- Jutland, New Jersey Location of Jutland in Hunterdon County Inset: Location of county within the state of New Jersey Jutland, New Jersey Jutland, New Jersey (New Jersey) Jutland, New Jersey Jutland, New Jersey (the United States)
- Coordinates: 40°37′22″N 74°57′52″W﻿ / ﻿40.62278°N 74.96444°W
- Country: United States
- State: New Jersey
- County: Hunterdon
- Township: Union
- Elevation: 328 ft (100 m)
- GNIS feature ID: 877508

= Jutland, New Jersey =

Populated place in Hunterdon County, New Jersey, US

Jutland is an unincorporated community located within Union Township in Hunterdon County, in the U.S. state of New Jersey.
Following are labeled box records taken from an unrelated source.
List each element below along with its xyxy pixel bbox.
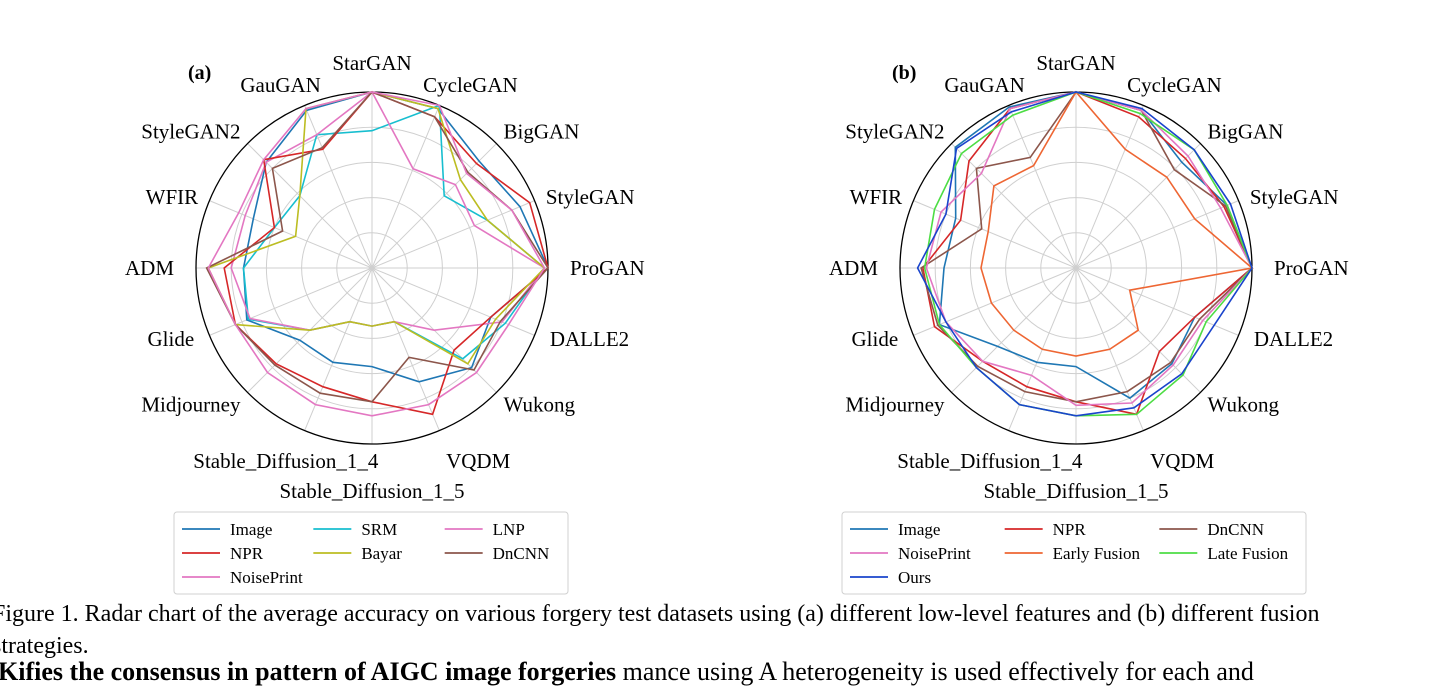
series-line-noiseprint (925, 91, 1253, 407)
legend-label: NPR (230, 544, 264, 563)
category-label: StarGAN (1036, 51, 1115, 75)
legend-label: Early Fusion (1053, 544, 1141, 563)
legend-label: NoisePrint (230, 568, 303, 587)
category-label: DALLE2 (550, 327, 629, 351)
legend-label: Ours (898, 568, 931, 587)
series-line-ours (916, 91, 1253, 417)
body-text-bold: Kifies the consensus in pattern of AIGC … (0, 657, 617, 686)
category-label: Midjourney (845, 393, 945, 417)
series-line-noiseprint (207, 91, 546, 417)
category-label: Glide (852, 327, 899, 351)
category-label: CycleGAN (1127, 73, 1221, 97)
legend-label: SRM (361, 520, 397, 539)
grid-spoke (1075, 200, 1239, 269)
legend-label: DnCNN (493, 544, 550, 563)
panel-label: (a) (188, 62, 211, 84)
grid-spoke (209, 200, 373, 269)
category-label: ADM (125, 256, 174, 280)
grid-spoke (1008, 105, 1077, 269)
legend-label: NPR (1053, 520, 1087, 539)
category-label: WFIR (850, 185, 903, 209)
grid-spoke (247, 143, 373, 269)
figure-caption: Figure 1. Radar chart of the average acc… (0, 598, 1456, 662)
category-label: GauGAN (944, 73, 1024, 97)
grid-spoke (304, 267, 373, 431)
category-label: Midjourney (141, 393, 241, 417)
category-label: Stable_Diffusion_1_4 (897, 449, 1083, 473)
series-line-dncnn (920, 91, 1253, 403)
category-label: Glide (148, 327, 195, 351)
category-label: DALLE2 (1254, 327, 1333, 351)
legend-label: Image (230, 520, 272, 539)
category-label: GauGAN (240, 73, 320, 97)
category-label: ProGAN (1274, 256, 1349, 280)
series-line-npr (223, 91, 549, 416)
grid-spoke (371, 143, 497, 269)
grid-spoke (371, 267, 440, 431)
grid-spoke (371, 105, 440, 269)
series-line-dncnn (205, 91, 549, 403)
panel-label: (b) (892, 62, 916, 84)
series-line-early-fusion (980, 90, 1254, 357)
category-label: ProGAN (570, 256, 645, 280)
category-label: VQDM (1150, 449, 1214, 473)
radar-charts: ProGAN StyleGAN BigGAN CycleGAN StarGAN GauGA… (125, 51, 1349, 595)
radar-panel-b: ProGAN StyleGAN BigGAN CycleGAN StarGAN GauGA… (829, 51, 1349, 595)
grid-spoke (371, 267, 535, 336)
category-label: WFIR (146, 185, 199, 209)
category-label: Wukong (1208, 393, 1280, 417)
legend-box (841, 511, 1307, 595)
category-label: Stable_Diffusion_1_5 (279, 479, 464, 503)
category-label: StarGAN (332, 51, 411, 75)
legend-label: Bayar (361, 544, 402, 563)
legend-label: DnCNN (1207, 520, 1264, 539)
category-label: VQDM (446, 449, 510, 473)
grid-spoke (913, 267, 1077, 336)
series-line-late-fusion (923, 91, 1253, 417)
series-line-image (938, 91, 1253, 400)
grid-spoke (371, 200, 535, 269)
category-label: StyleGAN (546, 185, 635, 209)
legend-label: NoisePrint (898, 544, 971, 563)
category-label: StyleGAN (1250, 185, 1339, 209)
series-line-npr (922, 91, 1253, 416)
category-label: ADM (829, 256, 878, 280)
legend-label: Late Fusion (1207, 544, 1288, 563)
body-text-fragment: Kifies the consensus in pattern of AIGC … (0, 657, 1254, 687)
category-label: Stable_Diffusion_1_4 (193, 449, 379, 473)
grid-spoke (1075, 143, 1201, 269)
series-line-lnp (230, 90, 546, 332)
category-label: Stable_Diffusion_1_5 (983, 479, 1168, 503)
grid-spoke (951, 143, 1077, 269)
grid-spoke (1075, 105, 1144, 269)
radar-panel-a: ProGAN StyleGAN BigGAN CycleGAN StarGAN GauGA… (125, 51, 645, 595)
legend-label: Image (898, 520, 940, 539)
caption-line-2: strategies. (0, 633, 89, 659)
category-label: StyleGAN2 (845, 119, 944, 143)
category-label: StyleGAN2 (141, 119, 240, 143)
body-text-normal: mance using A heterogeneity is used effe… (622, 657, 1254, 686)
legend-box (173, 511, 569, 595)
category-label: BigGAN (504, 119, 580, 143)
category-label: Wukong (504, 393, 576, 417)
category-label: CycleGAN (423, 73, 517, 97)
category-label: BigGAN (1208, 119, 1284, 143)
caption-line-1: Figure 1. Radar chart of the average acc… (0, 601, 1320, 627)
grid-spoke (1075, 267, 1239, 336)
grid-spoke (209, 267, 373, 336)
legend-label: LNP (493, 520, 525, 539)
grid-spoke (304, 105, 373, 269)
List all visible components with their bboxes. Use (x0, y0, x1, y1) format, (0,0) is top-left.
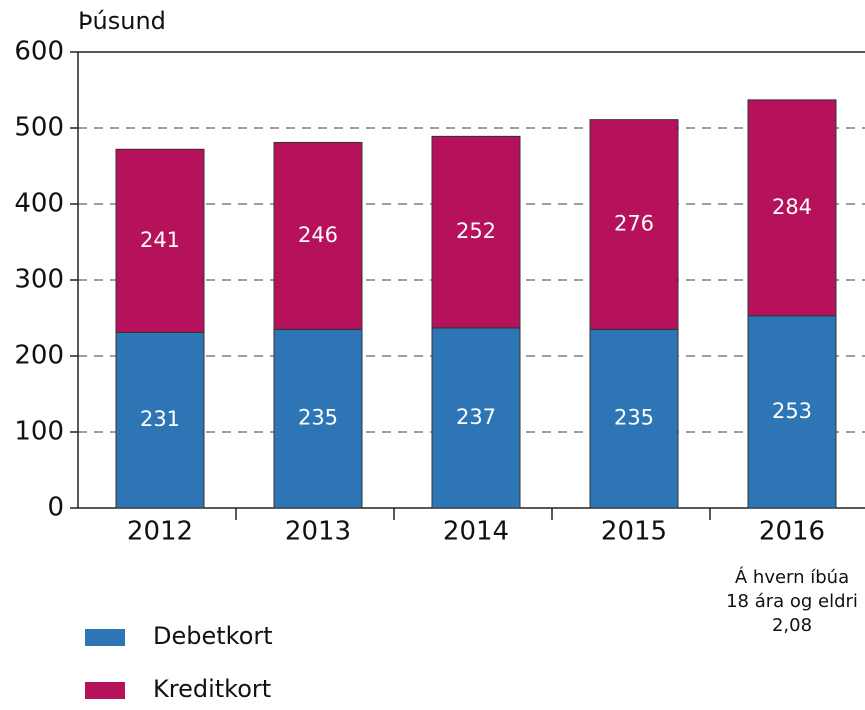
value-label: 252 (456, 219, 496, 243)
annotation: 2,08 (772, 615, 812, 636)
value-label: 235 (298, 406, 338, 430)
value-label: 246 (298, 223, 338, 247)
x-tick-label: 2012 (127, 517, 193, 547)
bar-segment (431, 327, 521, 509)
bar-segment (589, 119, 679, 330)
annotation: 18 ára og eldri (726, 591, 858, 612)
bar-segment (747, 99, 837, 317)
value-label: 237 (456, 405, 496, 429)
value-label: 241 (140, 228, 180, 252)
legend-swatch (85, 629, 125, 646)
value-label: 276 (614, 212, 654, 236)
bar-segment (589, 328, 679, 509)
x-tick-label: 2014 (443, 517, 509, 547)
y-tick-label: 600 (14, 37, 64, 67)
y-tick-label: 100 (14, 417, 64, 447)
value-label: 235 (614, 406, 654, 430)
x-tick-label: 2013 (285, 517, 351, 547)
value-label: 231 (140, 407, 180, 431)
bar-segment (431, 135, 521, 329)
value-label: 253 (772, 399, 812, 423)
y-tick-label: 200 (14, 341, 64, 371)
x-tick-label: 2016 (759, 517, 825, 547)
bar-segment (115, 148, 205, 333)
y-tick-label: 400 (14, 189, 64, 219)
y-tick-label: 300 (14, 265, 64, 295)
bar-segment (115, 331, 205, 509)
legend-label: Kreditkort (153, 675, 271, 703)
value-label: 284 (772, 195, 812, 219)
y-tick-label: 0 (47, 493, 64, 523)
x-tick-label: 2015 (601, 517, 667, 547)
bar-segment (747, 315, 837, 509)
y-tick-label: 500 (14, 113, 64, 143)
bar-segment (273, 141, 363, 330)
annotation: Á hvern íbúa (735, 566, 849, 588)
legend-swatch (85, 682, 125, 699)
y-axis-label: Þúsund (78, 7, 166, 35)
legend-label: Debetkort (153, 622, 273, 650)
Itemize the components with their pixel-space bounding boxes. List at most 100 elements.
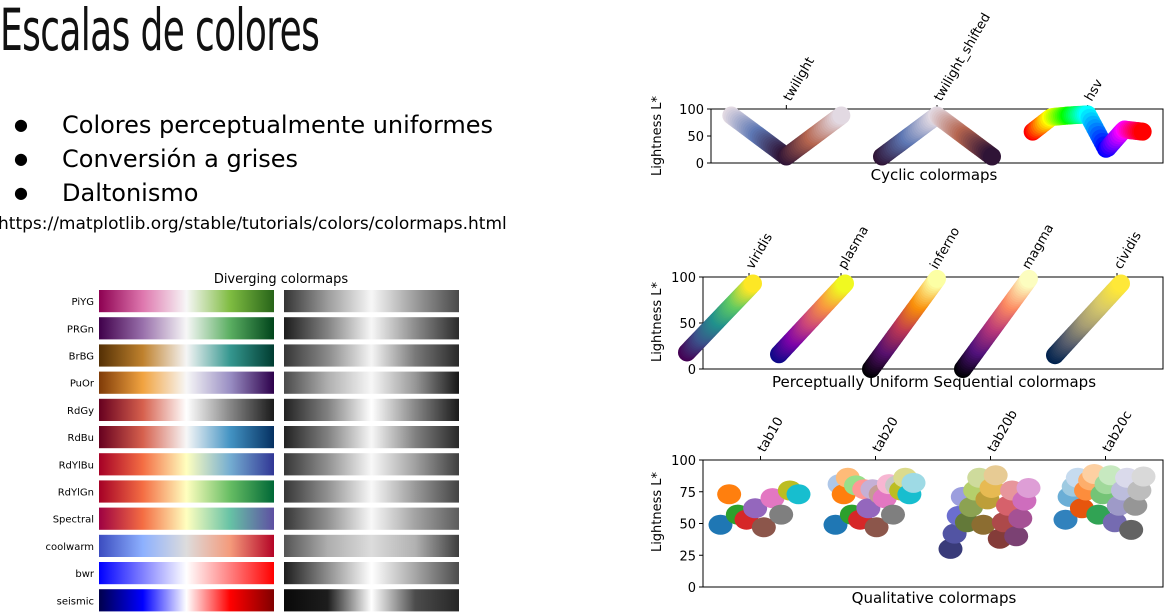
y-tick-label: 0 <box>688 581 696 596</box>
y-axis-label: Lightness L* <box>650 95 665 176</box>
y-tick-label: 100 <box>679 103 704 118</box>
y-tick-label: 0 <box>688 363 696 378</box>
data-point-cividis <box>1112 274 1130 293</box>
colormap-bar-RdYlBu <box>99 453 274 476</box>
y-tick-label: 0 <box>696 157 704 172</box>
data-point-tab20b <box>1008 508 1033 529</box>
y-axis-label: Lightness L* <box>650 281 665 362</box>
data-point-tab20b <box>983 465 1008 486</box>
data-point-plasma <box>836 274 854 293</box>
y-tick-label: 50 <box>679 518 696 533</box>
y-tick-label: 75 <box>679 486 696 501</box>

Jutland is located approximately 1.2 mi south of Interstate 78. Jutland Lake and Jutland Dam are located east of the settlement.

==History==
The Lehigh Valley Railroad completed the New Jersey part of its main line through Jutland using its Easton and Amboy Railroad subsidiary in 1875 (the line for the majority of its existence traveled between Buffalo, New York and New York City) and in the early 1900s, a depot was erected in Jutland. The Lehigh Valley Railroad main line is now called the Lehigh Line now owned and operated by the Norfolk Southern Railway.

Jutland was a center for produce marketing, and fruit and milk were the most popular items transported to New York City. The Hunterdon County Fruit Exchange was located in Jutland, and in 1889 about 16,000 baskets of peaches were processed there. Jutland had a post office, farm equipment store, blacksmith, large fertilizer and feed store, school (now a day-care center), and town hall.